I comignoli ornano i tetti e svettano su di essi come deliziosi ornamenti. Spesso sono anche molto elaborati e architettonicamente ricercati. Ma nella sua specifica funzione tecnica, il comignolo non è altro che la parte finale della canna fumaria, la sezione che fuoriesce dalla struttura dell’edificio e che deve con il suo innalzarsi, garantire un perfetto tiraggio. Per una perfetta riuscita nell’intento, il comignolo dovrebbe avere caratteristiche precise. Le prime due, estremamente importanti sono: quella di essere alto almeno 1 mt dalla base del tetto e, avere una larghezza della canna in uscita doppia di quella interna. Queste due accortezze, permettono un perfetto tiraggio del camino.

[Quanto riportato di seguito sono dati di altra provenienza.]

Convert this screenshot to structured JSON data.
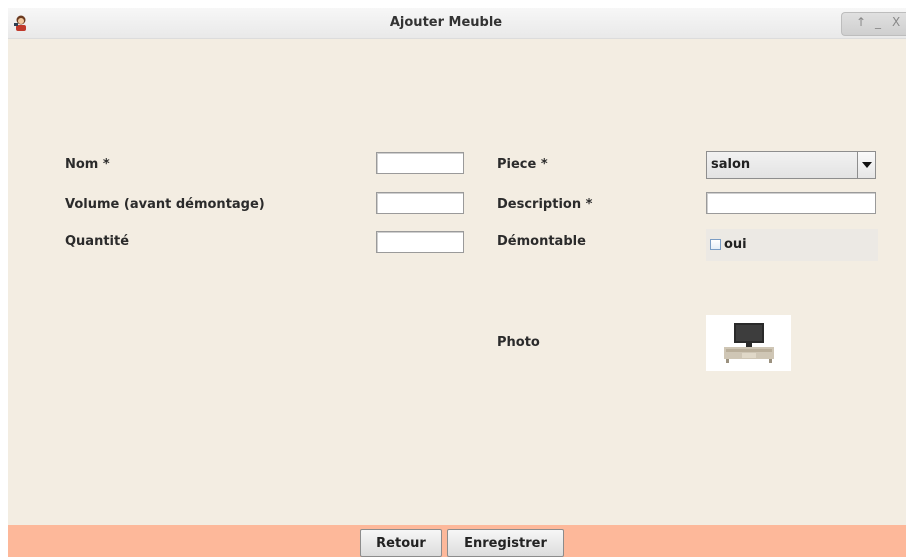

Non meno importante è la copertura, che impedirà a pioggia e neve di entrare all’interno della canna fumaria così come eviterà agli uccelli di nidificare in cima al comignolo, cosa che molto spesso succede.
Attenzione anche al vento forte, un buon comignolo, deve avere una protezione appropriata (il cosiddetto cappello per camino antivento) da questo agente atmosferico che potrebbe impedire una costante fuoriuscita del fumo.

Difetti di costruzione

Altro aspetto da prendere in considerazione sono gli eventuali difetti di costruzione che si possono riscontrare nel camino, quindi molta attenzione alle dimensioni e al giusto abbinamento tra canna fumaria e camino.